You May Be Living In A Scorpion Hot Spot

By Jim Becker, KOLD News 13 Reporter

They are armed predators that come out at night and like to sneak into your home.

Many of us moving into the outskirts of Tucson, into open desert are finding company-- with a sting-- scorpions.

The Bark Scorpion is the one homeowners are most likely to encounter, 99-percent of the time, according to Stephan Poulin of the Arizona Sonora Desert Museum.

The Bark Scorpion gets its name because it favors climbing on mesquite trees, and it can climb the wall of your home.

It's small, about the size of a pinky fingertip fully grown, but its sting packs a wallop.

"Pins and needles," explains Poulin.  "It's not something I'd want to experience again."

Poulin received his greeting from a bark scorpion after he picked up a Desert Tortoise.

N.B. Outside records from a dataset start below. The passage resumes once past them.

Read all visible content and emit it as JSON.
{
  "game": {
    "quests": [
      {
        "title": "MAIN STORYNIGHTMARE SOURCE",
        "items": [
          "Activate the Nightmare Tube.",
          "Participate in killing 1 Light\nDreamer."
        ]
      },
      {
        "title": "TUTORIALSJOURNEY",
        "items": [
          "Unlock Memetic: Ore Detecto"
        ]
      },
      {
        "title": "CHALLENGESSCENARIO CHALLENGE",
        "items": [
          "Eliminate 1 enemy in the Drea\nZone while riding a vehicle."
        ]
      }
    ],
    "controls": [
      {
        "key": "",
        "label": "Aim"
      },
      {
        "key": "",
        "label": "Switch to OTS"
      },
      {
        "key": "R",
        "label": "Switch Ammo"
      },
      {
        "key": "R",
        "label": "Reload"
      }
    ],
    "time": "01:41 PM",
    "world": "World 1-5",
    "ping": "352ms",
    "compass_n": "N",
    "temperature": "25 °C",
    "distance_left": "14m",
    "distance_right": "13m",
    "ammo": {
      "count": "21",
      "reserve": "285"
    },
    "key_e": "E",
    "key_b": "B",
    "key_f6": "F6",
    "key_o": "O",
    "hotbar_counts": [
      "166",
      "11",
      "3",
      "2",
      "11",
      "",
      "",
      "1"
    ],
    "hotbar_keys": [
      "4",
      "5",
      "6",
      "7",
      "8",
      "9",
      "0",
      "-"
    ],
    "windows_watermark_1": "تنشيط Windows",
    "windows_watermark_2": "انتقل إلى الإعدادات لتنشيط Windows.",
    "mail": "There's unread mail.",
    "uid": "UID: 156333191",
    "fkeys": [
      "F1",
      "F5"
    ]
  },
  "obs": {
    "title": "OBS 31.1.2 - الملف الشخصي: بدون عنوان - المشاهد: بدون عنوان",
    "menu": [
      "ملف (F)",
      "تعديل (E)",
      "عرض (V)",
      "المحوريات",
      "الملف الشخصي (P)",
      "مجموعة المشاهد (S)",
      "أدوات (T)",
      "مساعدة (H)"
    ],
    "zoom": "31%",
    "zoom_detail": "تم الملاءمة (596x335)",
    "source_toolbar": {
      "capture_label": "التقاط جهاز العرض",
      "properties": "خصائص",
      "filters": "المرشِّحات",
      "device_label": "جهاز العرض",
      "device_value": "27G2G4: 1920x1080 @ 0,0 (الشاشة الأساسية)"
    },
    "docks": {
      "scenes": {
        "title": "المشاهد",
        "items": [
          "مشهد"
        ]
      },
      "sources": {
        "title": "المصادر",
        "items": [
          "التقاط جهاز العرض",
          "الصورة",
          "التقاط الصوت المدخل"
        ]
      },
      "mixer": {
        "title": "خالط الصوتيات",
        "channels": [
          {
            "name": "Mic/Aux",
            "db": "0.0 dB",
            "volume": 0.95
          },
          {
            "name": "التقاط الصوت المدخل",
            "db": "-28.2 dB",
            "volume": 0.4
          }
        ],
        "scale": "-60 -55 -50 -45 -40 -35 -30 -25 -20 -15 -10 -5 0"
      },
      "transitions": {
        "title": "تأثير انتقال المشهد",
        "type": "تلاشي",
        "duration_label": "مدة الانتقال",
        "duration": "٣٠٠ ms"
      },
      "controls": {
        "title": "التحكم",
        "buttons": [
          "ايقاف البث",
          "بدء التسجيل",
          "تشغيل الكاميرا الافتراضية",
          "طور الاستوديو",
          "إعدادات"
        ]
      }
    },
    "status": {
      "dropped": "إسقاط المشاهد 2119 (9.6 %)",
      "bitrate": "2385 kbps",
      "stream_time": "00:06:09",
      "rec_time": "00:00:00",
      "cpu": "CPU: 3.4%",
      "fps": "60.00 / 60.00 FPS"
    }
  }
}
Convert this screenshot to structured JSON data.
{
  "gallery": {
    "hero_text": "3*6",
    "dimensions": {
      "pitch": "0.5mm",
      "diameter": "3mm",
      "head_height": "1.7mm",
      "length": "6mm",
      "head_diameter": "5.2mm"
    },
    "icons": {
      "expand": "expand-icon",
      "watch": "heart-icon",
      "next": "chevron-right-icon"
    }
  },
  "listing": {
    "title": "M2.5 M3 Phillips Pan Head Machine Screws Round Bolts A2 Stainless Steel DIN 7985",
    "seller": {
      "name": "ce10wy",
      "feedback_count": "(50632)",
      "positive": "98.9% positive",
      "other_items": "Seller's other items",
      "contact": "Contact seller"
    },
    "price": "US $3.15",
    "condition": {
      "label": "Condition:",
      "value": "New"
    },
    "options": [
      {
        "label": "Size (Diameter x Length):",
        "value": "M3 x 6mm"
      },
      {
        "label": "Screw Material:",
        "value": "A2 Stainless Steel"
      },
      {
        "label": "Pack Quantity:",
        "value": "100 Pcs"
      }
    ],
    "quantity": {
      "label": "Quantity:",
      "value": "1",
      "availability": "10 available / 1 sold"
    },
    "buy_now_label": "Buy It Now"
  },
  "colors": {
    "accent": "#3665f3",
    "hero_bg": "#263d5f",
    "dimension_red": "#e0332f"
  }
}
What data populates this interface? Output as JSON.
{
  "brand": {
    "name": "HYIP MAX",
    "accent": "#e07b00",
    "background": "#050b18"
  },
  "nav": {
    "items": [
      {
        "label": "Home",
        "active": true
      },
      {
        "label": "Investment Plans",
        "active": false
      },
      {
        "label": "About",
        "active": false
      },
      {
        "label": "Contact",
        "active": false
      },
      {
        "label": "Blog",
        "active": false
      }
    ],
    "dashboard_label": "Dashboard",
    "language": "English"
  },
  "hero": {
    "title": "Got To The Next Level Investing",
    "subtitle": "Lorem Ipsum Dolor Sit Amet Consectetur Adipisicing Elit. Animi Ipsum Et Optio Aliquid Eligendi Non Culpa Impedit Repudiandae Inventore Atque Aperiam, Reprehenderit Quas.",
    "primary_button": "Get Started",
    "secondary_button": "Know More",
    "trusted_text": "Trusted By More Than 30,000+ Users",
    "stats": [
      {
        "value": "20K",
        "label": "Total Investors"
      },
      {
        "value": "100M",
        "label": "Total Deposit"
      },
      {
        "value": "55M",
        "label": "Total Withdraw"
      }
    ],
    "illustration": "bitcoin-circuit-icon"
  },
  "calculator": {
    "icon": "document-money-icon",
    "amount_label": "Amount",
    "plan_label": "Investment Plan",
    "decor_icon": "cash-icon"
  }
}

The creature was hanging on the underside and stung his finger when he inadvertently squeezed it.

The bark scorpion likes to squeeze through cracks and crevices.

A good rule of thumb-- if you can fit a credit card into the crack, a scorpion can get through.

Homeowners are likely to encounter them if they live in Oro Valley or Marana, with zip codes 85737, 85739, and 85742, typically around newly developed areas.

Scorpions are also easy to find near the Tucson Mountains, at zip code 85735, in the Catalina Foothills, 85718, 85750, or 85749, and to the southeast, in Rita Ranch, Vail, and Corona de Tucson, 85747 and 85741.

Experts say if you're stung, put ice on the affected area.  If irritation persists or additional side effects occur, call 911 and get to the hospital.

The sting from a Bark Scorpion can be very dangerous to people with medical conditions, infants and the elderly.

An LED UV light can help you spot them glowing in the night, and if you have barbeque tongs and a bucket, you can pick them up around your yard.

Do this a few times a week for a couple weeks, and you'll get rid of them, say experts.